Fra i tanti contributori mi chiedo cosa avranno pensato di sostenere Giuseppe Iannaccone e Giorgio Fasol, e cosa avranno visto o vedranno i visitatori, rigorosamente in fila, per entrare in padiglione come in fabbrica, timbrando il cartellino, cinque alla volta in rigoroso silenzio. Dentro il padiglione non c’è niente di più di quello che c’era prima che l’opera, dall’ambizioso titolo “storia della notte e destino delle comete” fosse allestita con la desolazione e l’abbandono di una fabbrica e di un appartamento povero dopo un bombardamento. Abbandono e desolaxione come dentro lìacciaieria di Mariupol: questo hanno visto e vedranno i visitatori del padiglione Italia.
Per lo stesso risultato sarebbe stato sufficiente non allestirlo. Identica, e forse anche più assoluta, sarebbe stata la tragica visione. Se lo chiede il Ministro con una domanda ingenua: “Ma questi macchinari c’erano?”. La risposta dell’artista è “Naturlamente no!” Altrimenti perchè lo avrebbero sostenuto i Frescobaldi, Bulgari, Fasol e Valentino? Non è sufficiente trovare la desolazione in un luogo abbandonato. Bisogna crearla. Non basta quella che c’è, disseminata nel mondo, attraverso insensate guerre e anche fallimenti, decadenza, distruzioni. L’Italia è piena di luoghi come quello inutilmente ricreato nel padiglione, basta andare alla centrale Enel di Polesine Camerini; ma per tanta desolazione ci vuole molto impegno.
L’interrogatvio è: “Ora che la Montedison è andata, possiamo avere indietro anche quella sola lucciola?”. Per questo sarebbe stato sufficiente mandare i visitatori della Biennale in un prato in una sera d’estate. Pochi spettacoli della natura sono ancora intensi come il bagliore delle lucciole. Una festa di luci nelle notti estive. I coleotteri della famiglia Lampyridae brillano di luce propria grazie ad una reazione chimica: una molecola chiamata luciferina si trasforma emettendo luce. Questi insetti notturni usano la luce per la comunicazione sessuale. Da noi le lucciole si accoppiano tra giugno e luglio, ma anche fino ad agosto. Troppo facile. E’ la seduzione della dichiarazione di Pier Paolo Pasolini: “Darei l’intera Montedison per una lucciola “. Tutto parte da lì ed è poetico. Ed è bello trovare le lucciole in un prato d’estate. Nel Padiglione non vedrete “La storia della notte e il destino delle comete”, bensì il triste e inutile paradosso della ricostruzione della fabbrica che non c’è più, nella spietata e costosa ambizione dell’impresa gratuita.

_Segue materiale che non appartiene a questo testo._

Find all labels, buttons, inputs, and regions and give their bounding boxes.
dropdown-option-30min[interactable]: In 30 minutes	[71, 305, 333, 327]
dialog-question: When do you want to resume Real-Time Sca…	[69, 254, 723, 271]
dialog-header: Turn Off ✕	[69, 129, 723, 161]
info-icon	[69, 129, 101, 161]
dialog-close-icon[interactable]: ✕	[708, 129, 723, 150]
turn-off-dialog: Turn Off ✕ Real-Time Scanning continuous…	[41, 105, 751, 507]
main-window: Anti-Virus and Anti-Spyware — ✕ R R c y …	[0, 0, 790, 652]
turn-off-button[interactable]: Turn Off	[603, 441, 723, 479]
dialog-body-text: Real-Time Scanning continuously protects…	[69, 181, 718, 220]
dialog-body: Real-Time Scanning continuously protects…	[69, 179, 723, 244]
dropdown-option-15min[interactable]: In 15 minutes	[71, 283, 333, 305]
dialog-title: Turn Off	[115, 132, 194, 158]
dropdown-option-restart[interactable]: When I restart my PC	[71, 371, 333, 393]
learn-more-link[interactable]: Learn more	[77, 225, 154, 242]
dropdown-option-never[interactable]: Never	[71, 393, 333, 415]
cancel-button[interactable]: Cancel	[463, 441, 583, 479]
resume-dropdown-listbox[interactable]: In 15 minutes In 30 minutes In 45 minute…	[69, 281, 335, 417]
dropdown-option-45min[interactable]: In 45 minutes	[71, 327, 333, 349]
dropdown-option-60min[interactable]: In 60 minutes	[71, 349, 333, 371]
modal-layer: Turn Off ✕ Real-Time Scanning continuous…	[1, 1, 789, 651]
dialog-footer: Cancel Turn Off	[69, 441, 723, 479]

Tosatti e Viola, nell’imbarazzo di Cutaia e nello sconcerto di Franceschini, hanno dato tutte le lucciole (e i piccioli) per ricostruire la Montedison. Tanto rumore per nulla. Non ci resta che rifugiarsi nel padiglione polacco, pieno di artiste e di signorine, di lucciole in una rinnovata Schifanoia.